Montgomery-based NewSouth Books released Shell’s magnum opus in January, but the hardback is only about half of the story. The rest—
1,500 figures and tables referenced in the text—are available online only.
“I wish they were in the book where I meant for them to be, but the thing would have to come with wheels attached so you could move it,” Shell says.
Born in 1930 in rural Butler County, Alabama, Shell grew up helping his father make a go of a chicken-and-egg operation and, later, helping his grandfather fight a ceaseless battle to keep the family’s subsistence-level row-crop operation afloat. Realizing the limited future farming held for him, Shell enrolled in Alabama Polytechnic Institute, where he earned his bachelor’s and master’s degrees in fisheries management.

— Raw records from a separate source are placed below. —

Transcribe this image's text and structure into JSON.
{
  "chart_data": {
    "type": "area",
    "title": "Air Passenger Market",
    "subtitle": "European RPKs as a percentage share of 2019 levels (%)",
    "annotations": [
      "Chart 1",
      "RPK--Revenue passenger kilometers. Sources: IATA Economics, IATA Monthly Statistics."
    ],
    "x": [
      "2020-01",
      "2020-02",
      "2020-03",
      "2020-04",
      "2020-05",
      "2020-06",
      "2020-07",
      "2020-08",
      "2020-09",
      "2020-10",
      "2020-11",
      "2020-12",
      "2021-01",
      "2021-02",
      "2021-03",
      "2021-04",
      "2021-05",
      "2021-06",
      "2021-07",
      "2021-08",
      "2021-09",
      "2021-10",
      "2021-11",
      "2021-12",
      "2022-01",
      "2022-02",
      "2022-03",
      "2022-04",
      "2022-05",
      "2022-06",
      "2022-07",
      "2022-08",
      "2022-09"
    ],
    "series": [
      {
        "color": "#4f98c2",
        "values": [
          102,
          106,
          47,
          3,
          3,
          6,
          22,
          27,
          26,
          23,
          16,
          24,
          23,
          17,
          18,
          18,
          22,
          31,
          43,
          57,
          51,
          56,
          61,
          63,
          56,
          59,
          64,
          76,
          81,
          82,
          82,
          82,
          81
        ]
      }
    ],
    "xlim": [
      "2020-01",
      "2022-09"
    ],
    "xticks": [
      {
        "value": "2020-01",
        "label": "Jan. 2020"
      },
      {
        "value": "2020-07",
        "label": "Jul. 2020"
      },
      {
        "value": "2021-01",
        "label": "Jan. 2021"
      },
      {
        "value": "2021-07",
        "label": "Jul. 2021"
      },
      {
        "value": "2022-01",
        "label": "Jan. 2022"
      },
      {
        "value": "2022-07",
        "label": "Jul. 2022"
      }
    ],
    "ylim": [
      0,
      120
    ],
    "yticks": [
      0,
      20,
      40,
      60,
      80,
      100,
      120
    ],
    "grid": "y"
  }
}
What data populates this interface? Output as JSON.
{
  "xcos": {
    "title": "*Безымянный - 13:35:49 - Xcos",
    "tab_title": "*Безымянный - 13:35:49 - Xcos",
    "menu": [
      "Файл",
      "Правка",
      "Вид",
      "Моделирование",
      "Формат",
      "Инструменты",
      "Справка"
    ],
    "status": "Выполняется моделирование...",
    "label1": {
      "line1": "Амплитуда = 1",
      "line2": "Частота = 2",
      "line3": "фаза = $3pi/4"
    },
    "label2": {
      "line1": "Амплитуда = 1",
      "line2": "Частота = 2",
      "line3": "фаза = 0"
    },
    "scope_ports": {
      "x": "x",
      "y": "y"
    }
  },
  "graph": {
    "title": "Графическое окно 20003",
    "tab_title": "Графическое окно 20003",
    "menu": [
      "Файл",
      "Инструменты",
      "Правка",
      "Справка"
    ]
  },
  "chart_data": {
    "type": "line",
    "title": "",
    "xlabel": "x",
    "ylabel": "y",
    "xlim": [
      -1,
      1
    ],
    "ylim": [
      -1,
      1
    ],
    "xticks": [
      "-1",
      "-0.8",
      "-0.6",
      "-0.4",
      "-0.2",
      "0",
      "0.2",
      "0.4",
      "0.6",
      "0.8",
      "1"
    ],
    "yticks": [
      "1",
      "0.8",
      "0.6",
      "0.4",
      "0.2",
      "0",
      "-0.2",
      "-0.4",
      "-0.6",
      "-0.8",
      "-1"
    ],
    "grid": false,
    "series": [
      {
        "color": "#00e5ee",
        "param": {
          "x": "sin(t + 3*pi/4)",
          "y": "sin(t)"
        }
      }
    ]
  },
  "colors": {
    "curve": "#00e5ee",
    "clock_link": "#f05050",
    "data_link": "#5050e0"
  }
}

He completed his Ph.D. at Cornell University and in 1959 returned to Auburn as a fisheries department faculty member. In his 35 years on the faculty—20 of those as head of what now is the School of Fisheries, Aquaculture and Aquatic Sciences—Shell played a pivotal role in developing Alabama’s commercial catfish industry and in building Auburn fisheries into one of the top programs of its kind in the world. He is the namesake of the E.W. Shell Fisheries Center on Auburn’s North Auburn campus.
Though Shell has long had vivid memories of his family’s farming struggles, he says it wasn’t until the 1980s, when he started working in Extension programs statewide, that he realized the sad state of Alabama agriculture.
“I was shocked,” he says. “Nobody had ever told me how unbelievably uncompetitive Alabama agriculture is. I thought, ‘How can this be?’ I kept thinking about that, and finally I promised myself that, once I retired, I was going to find out if that was true and, if it was, what makes it so, and then write a book about it.”
He retired from Auburn in 1994 and, taking breaks now and then to RV with wife Jean, launched the mammoth project that would become “Evolution.”
“Evolution of the Alabama Agroecosystem” is, for Shell, a life goal achieved. But he isn’t shutting down his computer just yet; already, the 83-year-old is working on his next book, a complete history of the Auburn fisheries program. He has found that penning books has its rewards.
“Writing sure has got me out of a lot of yard work over the last 19 years,” Shell says. “Any time Jean tells me I need to go do such-and-such out in the yard, I just say, ‘I can’t right now; I’ve got to finish this book.’”
“Evolution of the Alabama Agroecosystem” is available from the AU Bookstore,Amazon.com and NewSouth Books.